How Git Won the Version Control Wars

When Linus Torvalds posted “Kernel SCM saga..” to the kernel mailing list on April 6, 2005, the future of version control was wide open. The kernel had just lost free use of BitKeeper, and Torvalds was openly weighing alternatives, even pointing developers at monotone as “the most viable” option to study. Within the same few weeks, git, Mercurial, and other contenders all existed. None had obviously won.

Over the next decade git pulled away from the field. It became the kernel’s own tool, which gave it instant credibility, and its distributed model fit the way open source projects actually collaborated. Centralized systems like Subversion and even rival distributed tools like Mercurial steadily lost ground to it.
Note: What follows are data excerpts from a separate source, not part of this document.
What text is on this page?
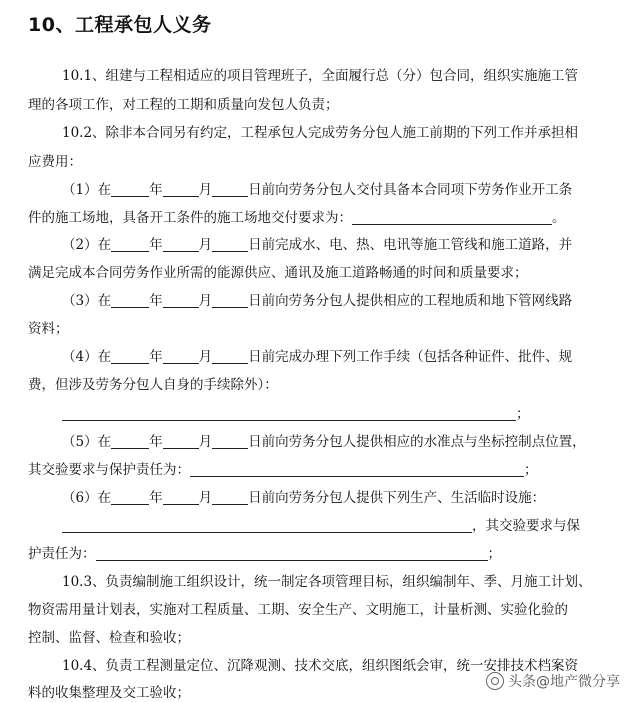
10、工程承包人义务
10.1、组建与工程相适应的项目管理班子，全面履行总（分）包合同，组织实施施工管
理的各项工作，对工程的工期和质量向发包人负责；
10.2、除非本合同另有约定，工程承包人完成劳务分包人施工前期的下列工作并承担相
应费用：
（1）在	年	月	日前向劳务分包人交付具备本合同项下劳务作业开工条
件的施工场地，具备开工条件的施工场地交付要求为：	。
（2）在	年	月	日前完成水、电、热、电讯等施工管线和施工道路，并
满足完成本合同劳务作业所需的能源供应、通讯及施工道路畅通的时间和质量要求；
（3）在	年	月	日前向劳务分包人提供相应的工程地质和地下管网线路
资料；
（4）在	年	月	日前完成办理下列工作手续（包括各种证件、批件、规
费，但涉及劳务分包人自身的手续除外）：
；
（5）在	年	月	日前向劳务分包人提供相应的水准点与坐标控制点位置，
其交验要求与保护责任为：	；
（6）在	年	月	日前向劳务分包人提供下列生产、生活临时设施：
，其交验要求与保
护责任为：	；
10.3、负责编制施工组织设计，统一制定各项管理目标，组织编制年、季、月施工计划、
物资需用量计划表，实施对工程质量、工期、安全生产、文明施工，计量析测、实验化验的
控制、监督、检查和验收；
10.4、负责工程测量定位、沉降观测、技术交底，组织图纸会审，统一安排技术档案资
料的收集整理及交工验收；
头条@地产微分享
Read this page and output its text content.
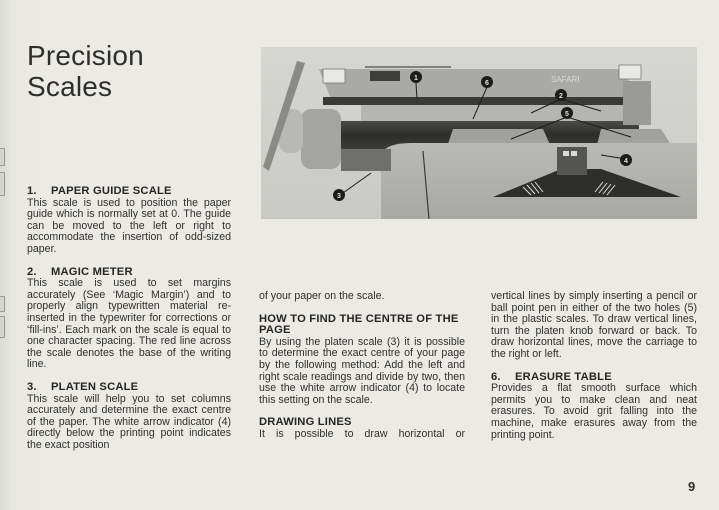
Precision
Scales	SAFARI
1
6
2
5
4
3
1. PAPER GUIDE SCALE

This scale is used to position the paper guide which is normally set at 0. The guide can be moved to the left or right to accommodate the insertion of odd-sized paper.

2. MAGIC METER

This scale is used to set margins accurately (See ‘Magic Margin’) and to properly align typewritten material re-inserted in the typewriter for corrections or ‘fill-ins’. Each mark on the scale is equal to one character spacing. The red line across the scale denotes the base of the writing line.

3. PLATEN SCALE

This scale will help you to set columns accurately and determine the exact centre of the paper. The white arrow indicator (4) directly below the printing point indicates the exact position

of your paper on the scale.

HOW TO FIND THE CENTRE OF THE PAGE

By using the platen scale (3) it is possible to determine the exact centre of your page by the following method: Add the left and right scale readings and divide by two, then use the white arrow indicator (4) to locate this setting on the scale.

DRAWING LINES

It is possible to draw horizontal or

vertical lines by simply inserting a pencil or ball point pen in either of the two holes (5) in the plastic scales. To draw vertical lines, turn the platen knob forward or back. To draw horizontal lines, move the carriage to the right or left.

6. ERASURE TABLE

Provides a flat smooth surface which permits you to make clean and neat erasures. To avoid grit falling into the machine, make erasures away from the printing point.

9
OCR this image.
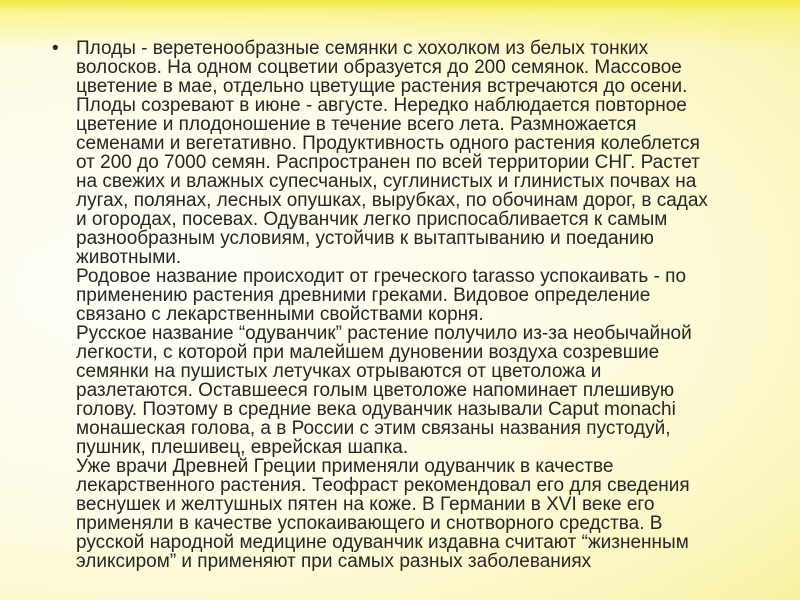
• Плоды - веретенообразные семянки с хохолком из белых тонких
волосков. На одном соцветии образуется до 200 семянок. Массовое
цветение в мае, отдельно цветущие растения встречаются до осени.
Плоды созревают в июне - августе. Нередко наблюдается повторное
цветение и плодоношение в течение всего лета. Размножается
семенами и вегетативно. Продуктивность одного растения колеблется
от 200 до 7000 семян. Распространен по всей территории СНГ. Растет
на свежих и влажных супесчаных, суглинистых и глинистых почвах на
лугах, полянах, лесных опушках, вырубках, по обочинам дорог, в садах
и огородах, посевах. Одуванчик легко приспосабливается к самым
разнообразным условиям, устойчив к вытаптыванию и поеданию
животными.
Родовое название происходит от греческого tarasso успокаивать - по
применению растения древними греками. Видовое определение
связано с лекарственными свойствами корня.
Русское название “одуванчик” растение получило из-за необычайной
легкости, с которой при малейшем дуновении воздуха созревшие
семянки на пушистых летучках отрываются от цветоложа и
разлетаются. Оставшееся голым цветоложе напоминает плешивую
голову. Поэтому в средние века одуванчик называли Caput monachi
монашеская голова, а в России с этим связаны названия пустодуй,
пушник, плешивец, еврейская шапка.
Уже врачи Древней Греции применяли одуванчик в качестве
лекарственного растения. Теофраст рекомендовал его для сведения
веснушек и желтушных пятен на коже. В Германии в XVI веке его
применяли в качестве успокаивающего и снотворного средства. В
русской народной медицине одуванчик издавна считают “жизненным
эликсиром” и применяют при самых разных заболеваниях
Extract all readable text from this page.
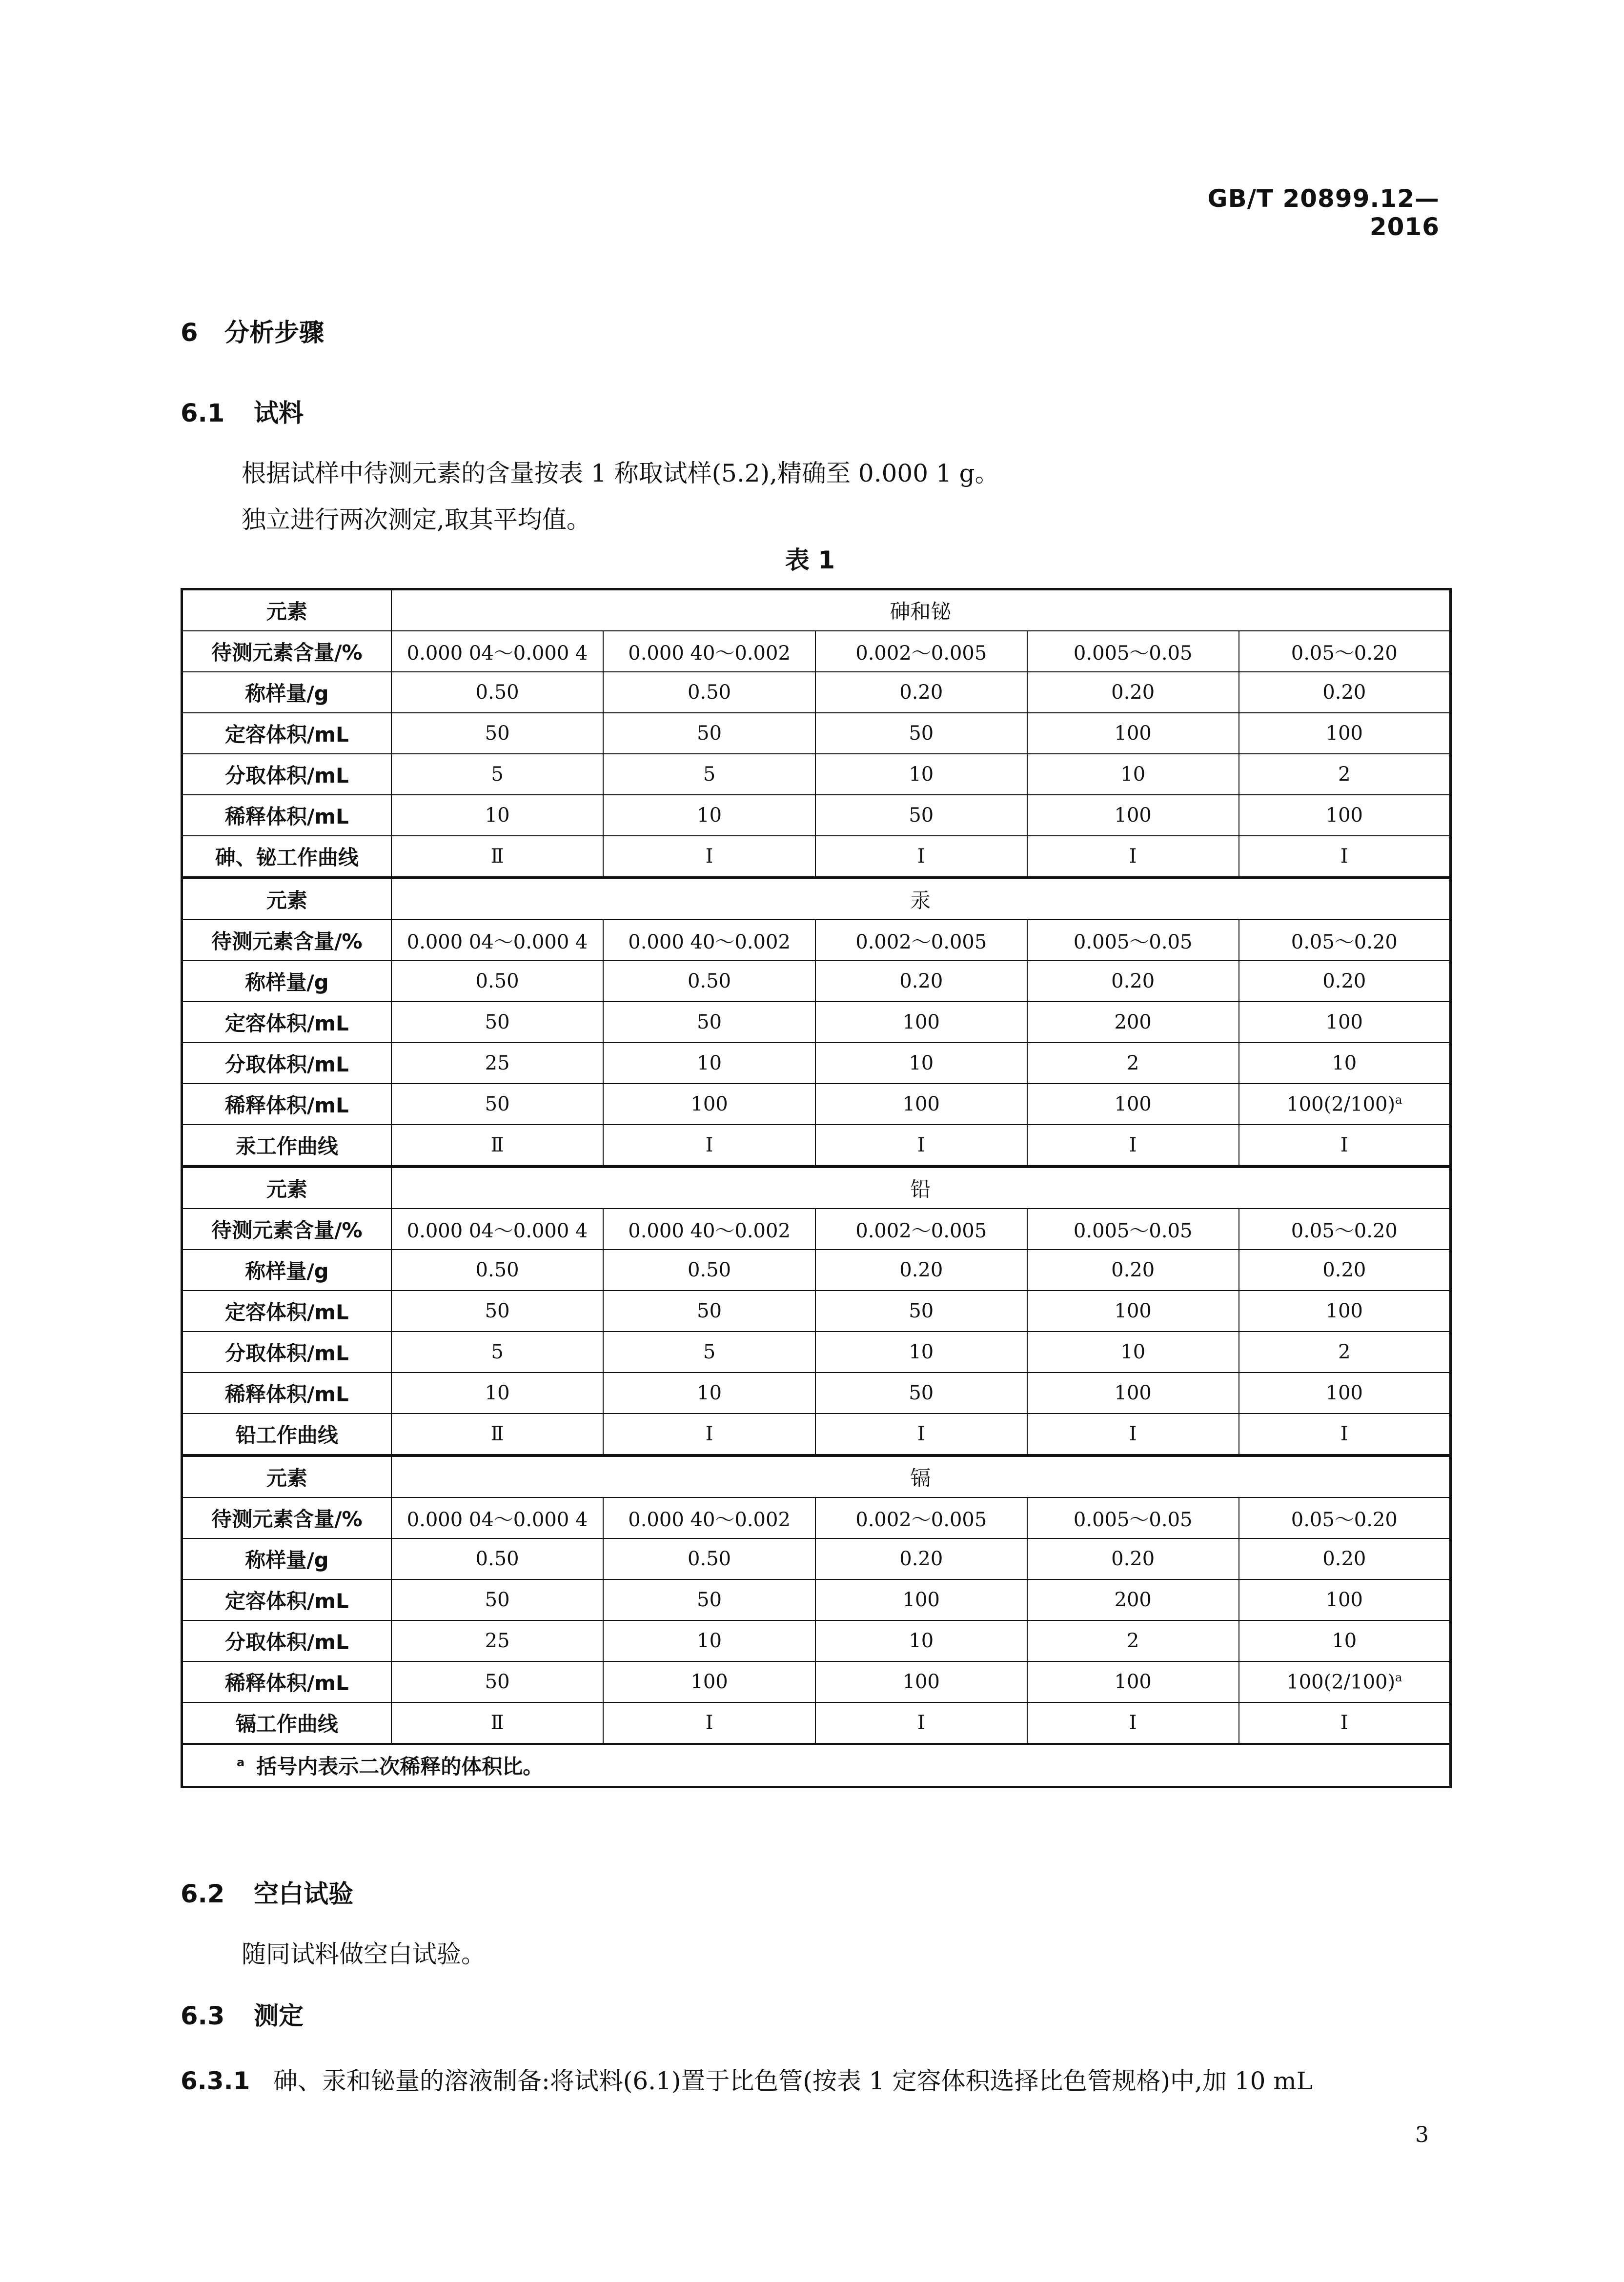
GB/T 20899.12—2016
6 分析步骤
6.1 试料
根据试样中待测元素的含量按表 1 称取试样(5.2),精确至 0.000 1 g。
独立进行两次测定,取其平均值。
表 1
元素	砷和铋				
待测元素含量/%	0.000 04～0.000 4	0.000 40～0.002	0.002～0.005	0.005～0.05	0.05～0.20
称样量/g	0.50	0.50	0.20	0.20	0.20
定容体积/mL	50	50	50	100	100
分取体积/mL	5	5	10	10	2
稀释体积/mL	10	10	50	100	100
砷、铋工作曲线	Ⅱ	Ⅰ	Ⅰ	Ⅰ	Ⅰ
元素	汞				
待测元素含量/%	0.000 04～0.000 4	0.000 40～0.002	0.002～0.005	0.005～0.05	0.05～0.20
称样量/g	0.50	0.50	0.20	0.20	0.20
定容体积/mL	50	50	100	200	100
分取体积/mL	25	10	10	2	10
稀释体积/mL	50	100	100	100	$100(2/100)^a$
汞工作曲线	Ⅱ	Ⅰ	Ⅰ	Ⅰ	Ⅰ
元素	铅				
待测元素含量/%	0.000 04～0.000 4	0.000 40～0.002	0.002～0.005	0.005～0.05	0.05～0.20
称样量/g	0.50	0.50	0.20	0.20	0.20
定容体积/mL	50	50	50	100	100
分取体积/mL	5	5	10	10	2
稀释体积/mL	10	10	50	100	100
铅工作曲线	Ⅱ	Ⅰ	Ⅰ	Ⅰ	Ⅰ
元素	镉				
待测元素含量/%	0.000 04～0.000 4	0.000 40～0.002	0.002～0.005	0.005～0.05	0.05～0.20
称样量/g	0.50	0.50	0.20	0.20	0.20
定容体积/mL	50	50	100	200	100
分取体积/mL	25	10	10	2	10
稀释体积/mL	50	100	100	100	$100(2/100)^a$
镉工作曲线	Ⅱ	Ⅰ	Ⅰ	Ⅰ	Ⅰ
$^a$ 括号内表示二次稀释的体积比。					
6.2 空白试验
随同试料做空白试验。
6.3 测定
6.3.1 砷、汞和铋量的溶液制备:将试料(6.1)置于比色管(按表 1 定容体积选择比色管规格)中,加 10 mL
3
A large part of git’s victory was social rather than purely technical. GitHub, founded in the late 2000s, wrapped git in a hosting platform with a smooth contribution workflow, and made git the default substrate for open source collaboration. The story of that workflow is told separately in the entry on how the pull request changed open source.

By the early 2020s git’s dominance was overwhelming. The Stack Overflow Developer Survey, a large primary dataset of working developers, reported in 2021 that about 93 percent of all respondents used git for version control. Even Larry McVoy, whose BitKeeper had once been the kernel’s tool of choice, conceded the point when he open-sourced BitKeeper in 2016, telling LWN that git and GitHub “has all the market share.”